Griffiths to retire from the Hillsdale theatre department

Home Culture Griffiths to retire from the Hillsdale theatre department

This weekend the Hillsdale theater program will perform “Much Ado About Nothing,” and Professor of Theatre Dave Griffiths will direct his last play at Hillsdale.
“It’s been just about 40 years,” Griffiths said. “We’ve been rounding it off a lot, but it does not make a huge difference –– it’s been a long time.”
Griffiths has worked in the theater program –– designing sets, directing, and teaching –– since 1974. He came to Hillsdale as a student and graduated in 1971. In his time away from Hillsdale, he moved with his wife to Ohio and then back to Michigan for graduate studies. He received his Masters in Theater with an emphasis in scenic design from Michigan State.
Ever since, he has working in theater, watching and helping the program grow from the sparse stage in Phillips Auditorium to Markel Auditorium in the Sage Center for the arts.
“When I was a student here, there was very little technical theater,” Griffiths said. “We were working on the stage of Phillips and often with nothing but the curtain in the background and a bit of old furniture laying around. We didn’t have design; we didn’t build things; we didn’t paint things; we didn’t have any lights –– it was a very minimal sort of a program.”
Steve Casai, who has worked in the dining service since it was in the Curtis Dining Hall, described Griffiths’s office as the “cubbyhole across from Phillips Auditorium.” It is now used as a closet.
“I would go downstairs sometimes, and we would talk about the theater,” Casai said. “We both like the theater a lot. He knew a lot about it.”
Casai was surprised to hear Griffiths was retiring.
“I thought he was going to go on forever –– he loves the theater. I’m sure he will stay active in some way, in Sauk [Theatre] or something,” Casai said.
From the mid-70s to the early 90s, Griffiths would contribute his design and directing experience to the Jonesville community Sauk Theatre. He did two or three shows every summer and was the President of the board for a few years. Since the early 90s, he has not volunteered as much time.
However, it is not unusual to find Griffiths in the college set workshop on a Friday afternoon doing the detail work usually reserved for students.
“Dave is one of those people in the program that you just expect him to be there,” senior light specialist Mattie Butaud said. “He’s just such an integral part of the theater. We are excited for him that he’s retiring, we are excited for the new gal that is coming in, but it’s weird to think of the program without Dave. We have all worked with him in one capacity or another and he is just a familiar part that will definitely be missed.”

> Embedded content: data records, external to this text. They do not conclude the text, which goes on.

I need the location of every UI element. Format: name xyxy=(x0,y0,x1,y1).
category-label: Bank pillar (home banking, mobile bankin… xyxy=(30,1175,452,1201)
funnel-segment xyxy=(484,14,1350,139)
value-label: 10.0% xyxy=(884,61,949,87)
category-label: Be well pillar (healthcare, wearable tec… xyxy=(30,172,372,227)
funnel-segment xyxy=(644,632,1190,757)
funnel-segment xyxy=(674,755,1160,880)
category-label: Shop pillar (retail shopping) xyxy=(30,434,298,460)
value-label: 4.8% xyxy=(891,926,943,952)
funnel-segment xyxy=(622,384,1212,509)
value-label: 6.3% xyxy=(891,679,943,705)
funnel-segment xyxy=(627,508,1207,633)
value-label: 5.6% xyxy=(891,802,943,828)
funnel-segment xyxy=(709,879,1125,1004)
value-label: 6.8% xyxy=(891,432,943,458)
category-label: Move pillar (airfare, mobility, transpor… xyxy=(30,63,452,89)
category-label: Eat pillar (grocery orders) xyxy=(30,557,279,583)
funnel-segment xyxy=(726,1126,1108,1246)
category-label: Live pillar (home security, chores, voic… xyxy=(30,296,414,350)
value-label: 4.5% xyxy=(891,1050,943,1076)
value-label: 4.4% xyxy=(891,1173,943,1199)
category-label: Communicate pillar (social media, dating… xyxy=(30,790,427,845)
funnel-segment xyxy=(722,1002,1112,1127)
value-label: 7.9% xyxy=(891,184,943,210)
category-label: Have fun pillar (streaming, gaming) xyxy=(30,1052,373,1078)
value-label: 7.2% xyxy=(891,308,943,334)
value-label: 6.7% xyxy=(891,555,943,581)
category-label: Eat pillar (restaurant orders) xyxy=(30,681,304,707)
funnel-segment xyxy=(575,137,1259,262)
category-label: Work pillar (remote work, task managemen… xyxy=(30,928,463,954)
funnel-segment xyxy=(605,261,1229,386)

His students say Griffiths intentionally makes the theater fun. A favorite show of his is “A Funny Thing Happened on the Way to the Forum” –– a production he has been a part of three times –– and he also enjoys Oscar Wilde’s “Importance of Being Earnest” and Moliere’s “Tartuffe,”  though he said it is hard to choose favorites.
Griffiths said he does not have any major plans for his retirement. He said he will probably work with the Sauk Theatre, but he is also excited for the time to read and learn for the fun of it.
“My student keep on telling me about various and sundry television programs that I am unaware of,” Griffiths said, “so sooner or later there will be lots of binge watching, too, just to see what they’ve been talking about all this time.”